The following figure shows the integration hierarchy of these nodes:
Uploading and distributing various tasks across the cluster
Uploading and distributing the topology jars jobs across various supervisors
Launching workers as per ports allocated on the supervisor nodes
Monitoring the topology execution and reallocating workers whenever necessary
Storm UI is also executed on the same node
Zookeeper nodes: Zookeepers can be designated as the bookkeepers in the Storm cluster. Once the topology job is submitted and distributed from the Nimbus nodes, then even if Nimbus dies the topology would continue to execute because as long as Zookeepers are alive, the workable state is maintained and logged by them. The main responsibility of this component is to maintain the operational state of the cluster and restore the operational state if recovery is required from some failure. It's the coordinator for the Storm cluster.
Supervisor nodes: These are the main processing chambers in the Storm topology; all the action happens in here. These are daemon processes that listen and manage the work assigned. These communicates with Nimbus through Zookeeper and starts and stops workers according to signals from Nimbus.
Now that we know which physical components are present in a Storm cluster, let's understand what happens inside various Storm components when a topology is submitted. When we say topology submission, it means that we have submitted a distributed job to Storm Nimbus for execution over the cluster of supervisors. In this section, we will explain the various steps that are executed in various Storm components when a Storm topology is executed:
Topology is submitted on the Nimbus node.

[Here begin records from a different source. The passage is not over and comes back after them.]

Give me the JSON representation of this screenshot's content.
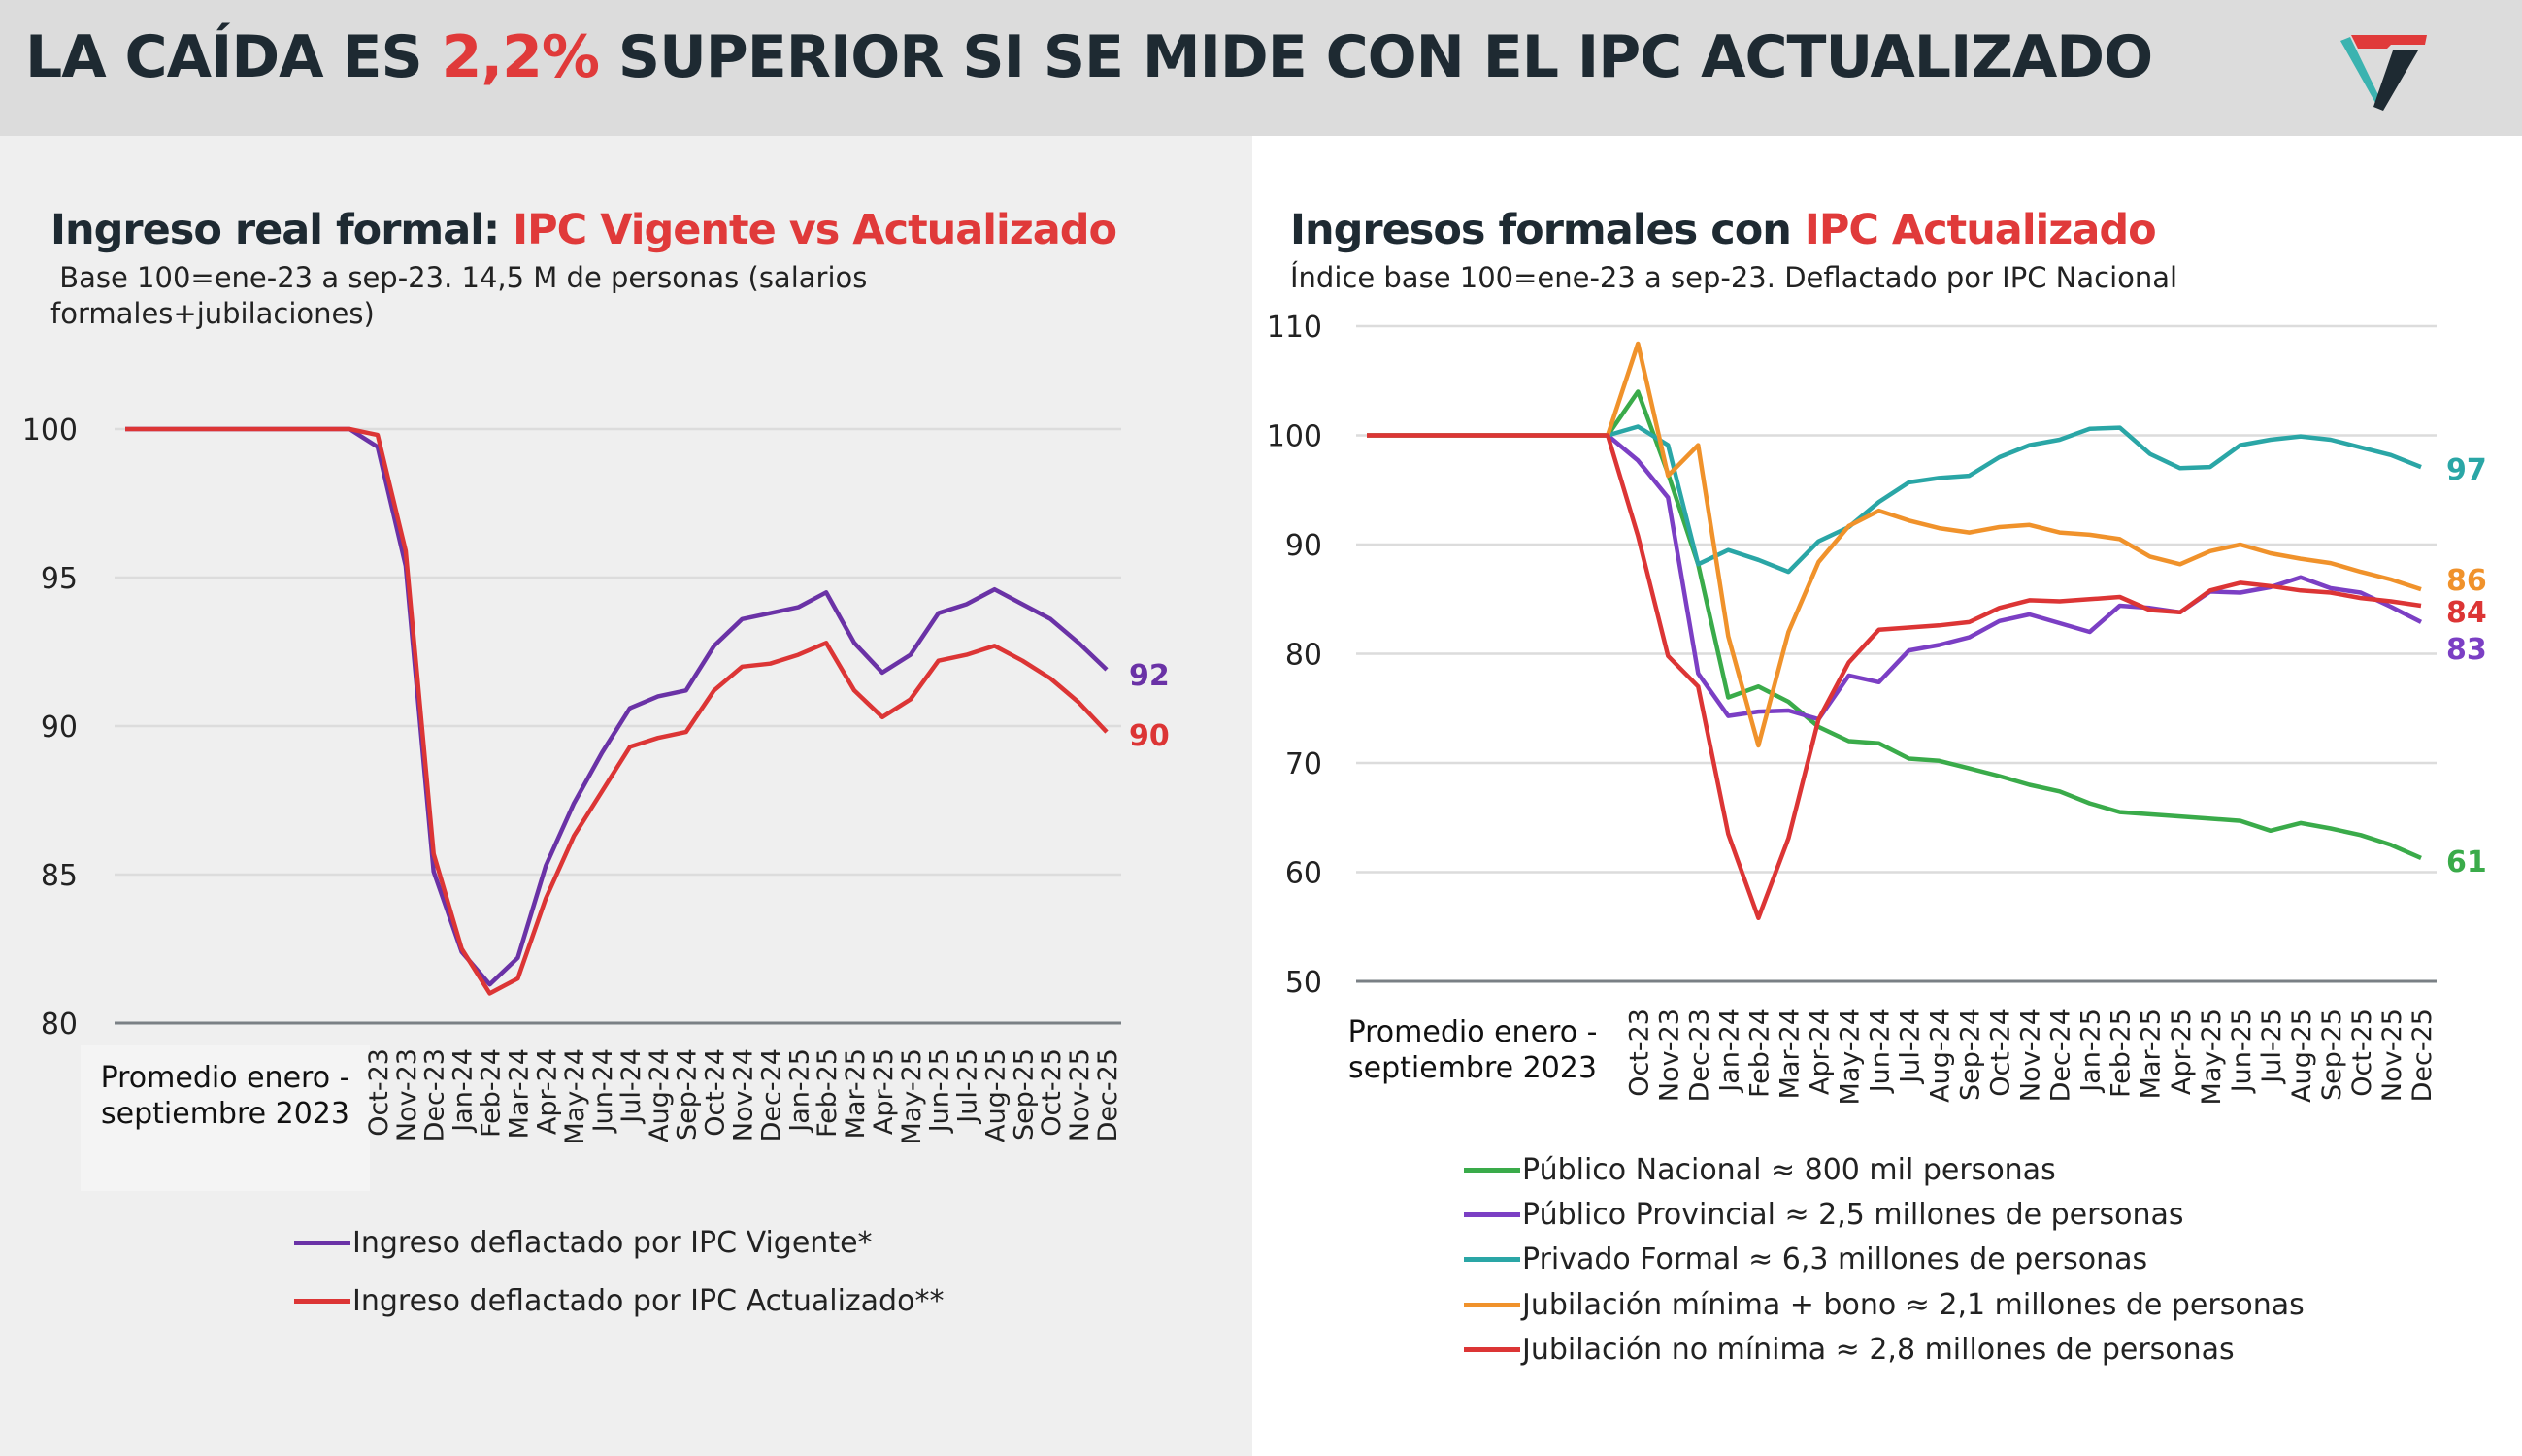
{
  "header": {
    "title_pre": "LA CAÍDA ES ",
    "title_highlight": "2,2%",
    "title_post": " SUPERIOR SI SE MIDE CON EL IPC ACTUALIZADO",
    "highlight_color": "#e03a3a"
  },
  "left": {
    "title_pre": "Ingreso real formal: ",
    "title_highlight": "IPC Vigente vs Actualizado",
    "subtitle_line1": " Base 100=ene-23 a sep-23. 14,5 M de personas (salarios",
    "subtitle_line2": "formales+jubilaciones)"
  },
  "right": {
    "title_pre": "Ingresos formales con ",
    "title_highlight": "IPC Actualizado",
    "subtitle": "Índice base 100=ene-23 a sep-23. Deflactado por IPC Nacional"
  },
  "chart_data": [
    {
      "type": "line",
      "title": "Ingreso real formal: IPC Vigente vs Actualizado",
      "ylim": [
        80,
        100
      ],
      "yticks": [
        100,
        95,
        90,
        85,
        80
      ],
      "grid": true,
      "legend": "bottom",
      "x_group_label": "Promedio enero - septiembre 2023",
      "categories": [
        "",
        "",
        "",
        "",
        "",
        "",
        "",
        "",
        "",
        "Oct-23",
        "Nov-23",
        "Dec-23",
        "Jan-24",
        "Feb-24",
        "Mar-24",
        "Apr-24",
        "May-24",
        "Jun-24",
        "Jul-24",
        "Aug-24",
        "Sep-24",
        "Oct-24",
        "Nov-24",
        "Dec-24",
        "Jan-25",
        "Feb-25",
        "Mar-25",
        "Apr-25",
        "May-25",
        "Jun-25",
        "Jul-25",
        "Aug-25",
        "Sep-25",
        "Oct-25",
        "Nov-25",
        "Dec-25"
      ],
      "series": [
        {
          "name": "Ingreso deflactado por IPC Vigente*",
          "color": "#6a32a6",
          "end_label": "92",
          "values": [
            100,
            100,
            100,
            100,
            100,
            100,
            100,
            100,
            100,
            99.4,
            95.4,
            85.1,
            82.4,
            81.3,
            82.2,
            85.3,
            87.4,
            89.1,
            90.6,
            91.0,
            91.2,
            92.7,
            93.6,
            93.8,
            94.0,
            94.5,
            92.8,
            91.8,
            92.4,
            93.8,
            94.1,
            94.6,
            94.1,
            93.6,
            92.8,
            91.9
          ]
        },
        {
          "name": "Ingreso deflactado por IPC Actualizado**",
          "color": "#dc3535",
          "end_label": "90",
          "values": [
            100,
            100,
            100,
            100,
            100,
            100,
            100,
            100,
            100,
            99.8,
            95.9,
            85.7,
            82.5,
            81.0,
            81.5,
            84.2,
            86.3,
            87.8,
            89.3,
            89.6,
            89.8,
            91.2,
            92.0,
            92.1,
            92.4,
            92.8,
            91.2,
            90.3,
            90.9,
            92.2,
            92.4,
            92.7,
            92.2,
            91.6,
            90.8,
            89.8
          ]
        }
      ]
    },
    {
      "type": "line",
      "title": "Ingresos formales con IPC Actualizado",
      "ylim": [
        50,
        110
      ],
      "yticks": [
        110,
        100,
        90,
        80,
        70,
        60,
        50
      ],
      "grid": true,
      "legend": "bottom",
      "x_group_label": "Promedio enero - septiembre 2023",
      "categories": [
        "",
        "",
        "",
        "",
        "",
        "",
        "",
        "",
        "",
        "Oct-23",
        "Nov-23",
        "Dec-23",
        "Jan-24",
        "Feb-24",
        "Mar-24",
        "Apr-24",
        "May-24",
        "Jun-24",
        "Jul-24",
        "Aug-24",
        "Sep-24",
        "Oct-24",
        "Nov-24",
        "Dec-24",
        "Jan-25",
        "Feb-25",
        "Mar-25",
        "Apr-25",
        "May-25",
        "Jun-25",
        "Jul-25",
        "Aug-25",
        "Sep-25",
        "Oct-25",
        "Nov-25",
        "Dec-25"
      ],
      "series": [
        {
          "name": "Público Nacional ≈ 800 mil personas",
          "color": "#3aab4a",
          "end_label": "61",
          "values": [
            100,
            100,
            100,
            100,
            100,
            100,
            100,
            100,
            100,
            104.0,
            96.5,
            88.2,
            76.0,
            77.0,
            75.6,
            73.3,
            72.0,
            71.8,
            70.4,
            70.2,
            69.5,
            68.8,
            68.0,
            67.4,
            66.3,
            65.5,
            65.3,
            65.1,
            64.9,
            64.7,
            63.8,
            64.5,
            64.0,
            63.4,
            62.5,
            61.3
          ]
        },
        {
          "name": "Público Provincial ≈ 2,5 millones de personas",
          "color": "#7b3fc4",
          "end_label": "83",
          "values": [
            100,
            100,
            100,
            100,
            100,
            100,
            100,
            100,
            100,
            97.7,
            94.3,
            78.2,
            74.3,
            74.7,
            74.8,
            74.0,
            78.0,
            77.4,
            80.3,
            80.8,
            81.5,
            83.0,
            83.6,
            82.8,
            82.0,
            84.4,
            84.2,
            83.8,
            85.7,
            85.6,
            86.1,
            87.0,
            86.0,
            85.6,
            84.3,
            82.9
          ]
        },
        {
          "name": "Privado Formal ≈ 6,3 millones de personas",
          "color": "#2aa6a6",
          "end_label": "97",
          "values": [
            100,
            100,
            100,
            100,
            100,
            100,
            100,
            100,
            100,
            100.8,
            99.1,
            88.2,
            89.5,
            88.6,
            87.5,
            90.3,
            91.6,
            93.9,
            95.7,
            96.1,
            96.3,
            98.0,
            99.1,
            99.6,
            100.6,
            100.7,
            98.3,
            97.0,
            97.1,
            99.1,
            99.6,
            99.9,
            99.6,
            98.9,
            98.2,
            97.1
          ]
        },
        {
          "name": "Jubilación mínima + bono ≈ 2,1 millones de personas",
          "color": "#f0922b",
          "end_label": "86",
          "values": [
            100,
            100,
            100,
            100,
            100,
            100,
            100,
            100,
            100,
            108.4,
            96.3,
            99.1,
            81.6,
            71.6,
            82.0,
            88.4,
            91.7,
            93.1,
            92.2,
            91.5,
            91.1,
            91.6,
            91.8,
            91.1,
            90.9,
            90.5,
            88.9,
            88.2,
            89.4,
            90.0,
            89.2,
            88.7,
            88.3,
            87.5,
            86.8,
            85.9
          ]
        },
        {
          "name": "Jubilación no mínima ≈ 2,8 millones de personas",
          "color": "#dc3535",
          "end_label": "84",
          "values": [
            100,
            100,
            100,
            100,
            100,
            100,
            100,
            100,
            100,
            90.8,
            79.8,
            77.0,
            63.5,
            55.8,
            63.1,
            74.0,
            79.2,
            82.2,
            82.4,
            82.6,
            82.9,
            84.2,
            84.9,
            84.8,
            85.0,
            85.2,
            84.0,
            83.8,
            85.8,
            86.5,
            86.2,
            85.8,
            85.6,
            85.1,
            84.8,
            84.4
          ]
        }
      ]
    }
  ]
}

Nimbus uploads the code jars on all the supervisors and instructs the supervisors to launch workers as per the
NumWorkerconfiguration or the
TOPOLOGY_WORKERSconfiguration defined in Storm.

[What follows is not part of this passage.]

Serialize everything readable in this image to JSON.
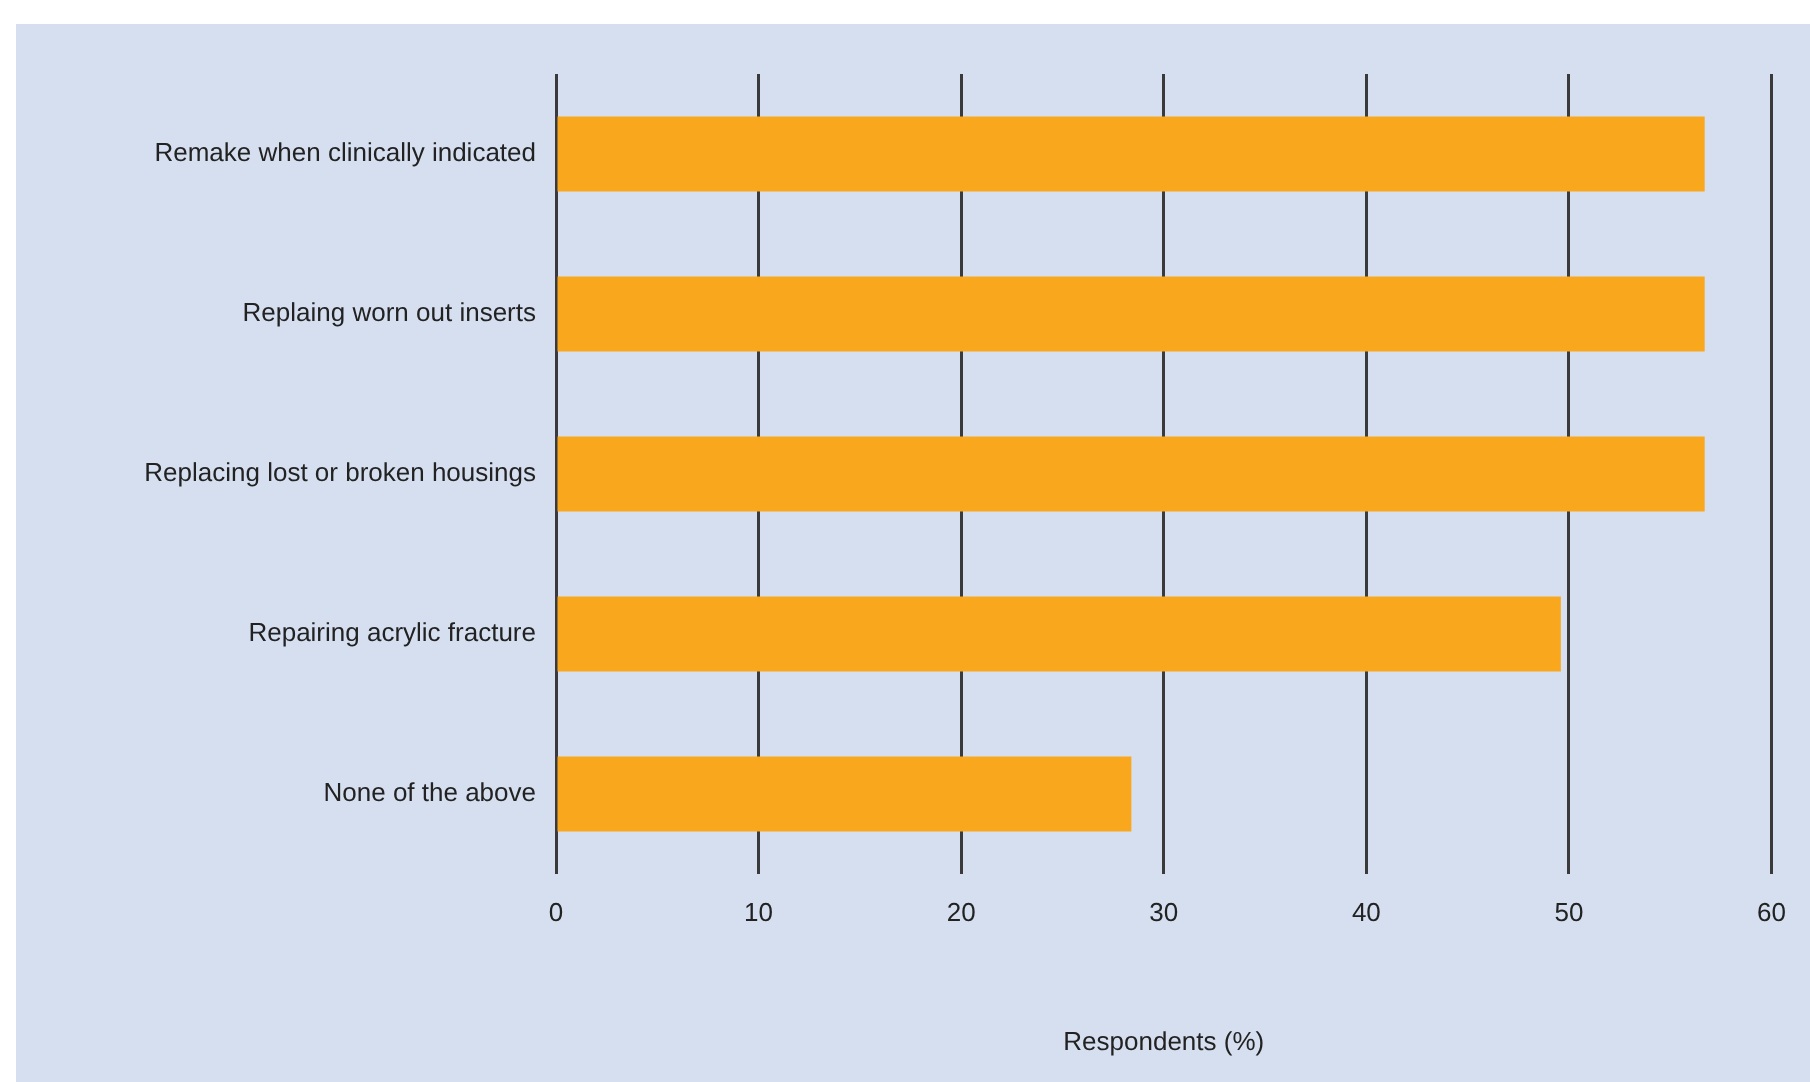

During the same duration all the Storm nodes (Nimbus and Supervisors) constantly co-ordinate with the Zookeeper clusters to maintain a log of workers and their activities.
As per the following figure, we have depicted the topology and distribution of the topology components, which are the same across clusters:
In our case, let's assume that our cluster constitutes of one Nimbus node, three Zookeepers in a Zookeeper cluster, and one supervisor node.
By default, we have four slots allocated to each supervisor, so four workers would be launched per Storm supervisor node unless the configuration is tweaked.
Let's assume that the depicted topology is allocated four workers, and it has two bolts each with a parallelism of two and one spout with a parallelism of four. So in total, we have eight tasks to be distributed across four workers.
In this chapter, you have understood the need for distributed computing by exploring various use cases in different verticals and domains. We have also walked you through various solutions to handle these problems and why Storm is the best choice in the open source world. You have also been introduced to Storm components and the action behind the scenes when these components are at work.
In the next chapter, we will walk through the setup aspects and you will get familiarized with programming structures in Storm by simple topologies.